Ahli sejarah Yahudi dari University of Tel Aviv, Profesor David Yeroshalmi, meragukan dugaan itu. Menurut David, Sabourjian bukan nama yang lazim di kalangan Yahudi. Akhiran jian di nama itu sama sekali bukan bukti memadai untuk menunjukkan garis keturunan Yahudi. Kata sabour juga tak ditemukan dalam bahasa Yahudi Persia. ”Kami juga menyebut tzitzit untuk syal yang biasa dipakai untuk berdoa, bukan sabour,” katanya.
Kasra Naji, penulis biografi Mahmud Ahmadinejad, menguatkan pendapat David. Naji, yang pernah menemui keluarga Ahmadinejad di Aradan, mengatakan pekerjaan penenun syal atau karpet di daerah itu tak ada kaitannya dengan kelompok Yahudi di Iran.

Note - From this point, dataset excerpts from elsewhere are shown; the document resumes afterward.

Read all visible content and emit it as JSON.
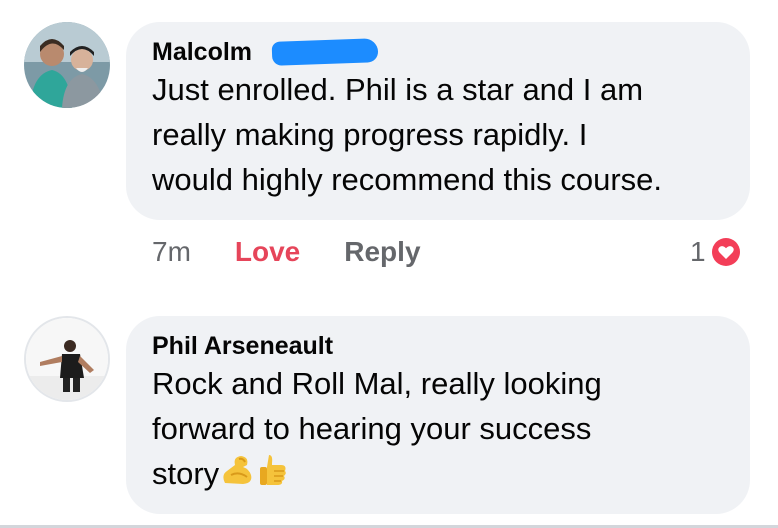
{
  "comments": [
    {
      "author": "Malcolm",
      "lines": [
        "Just enrolled. Phil is a star and I am",
        "really making progress rapidly. I",
        "would highly recommend this course."
      ],
      "time": "7m",
      "love_label": "Love",
      "reply_label": "Reply",
      "reaction_count": "1",
      "reaction_icon": "heart-icon"
    },
    {
      "author": "Phil Arseneault",
      "lines": [
        "Rock and Roll Mal, really looking",
        "forward to hearing your success",
        "story"
      ],
      "emojis": [
        "flexed-biceps-icon",
        "thumbs-up-icon"
      ]
    }
  ],
  "colors": {
    "bubble": "#f0f2f5",
    "love": "#e6455a",
    "meta": "#65676b",
    "redaction": "#1c8cff"
  }
}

Di Timur Tengah, jumlah penganut Yahudi di negara itu merupakan yang terbesar di luar Israel. Diperkirakan sekitar 25 ribu warga Yahudi tinggal di Iran. Mereka tinggal di kawasan ini sejak berabad-abad lampau. Encyclopedia Britannica memperkirakan warga Yahudi meninggali kawasan Semenanjung Persia sejak era Babilonia, enam abad sebelum Masehi.
Sebelum Revolusi Islam di Iran pada 1979, jumlah warga Yahudi di negeri para mullah ini ditaksir 80 ribu. Mereka sebagian besar tinggal di Teheran, Shiraz, dan Kermanshah. Setelah Ayatullah Khomeini menggusur Shah Iran, Mohammad Reza Pahlevi, ribuan pemeluk Yahudi berbondong-bondong meninggalkan negeri itu.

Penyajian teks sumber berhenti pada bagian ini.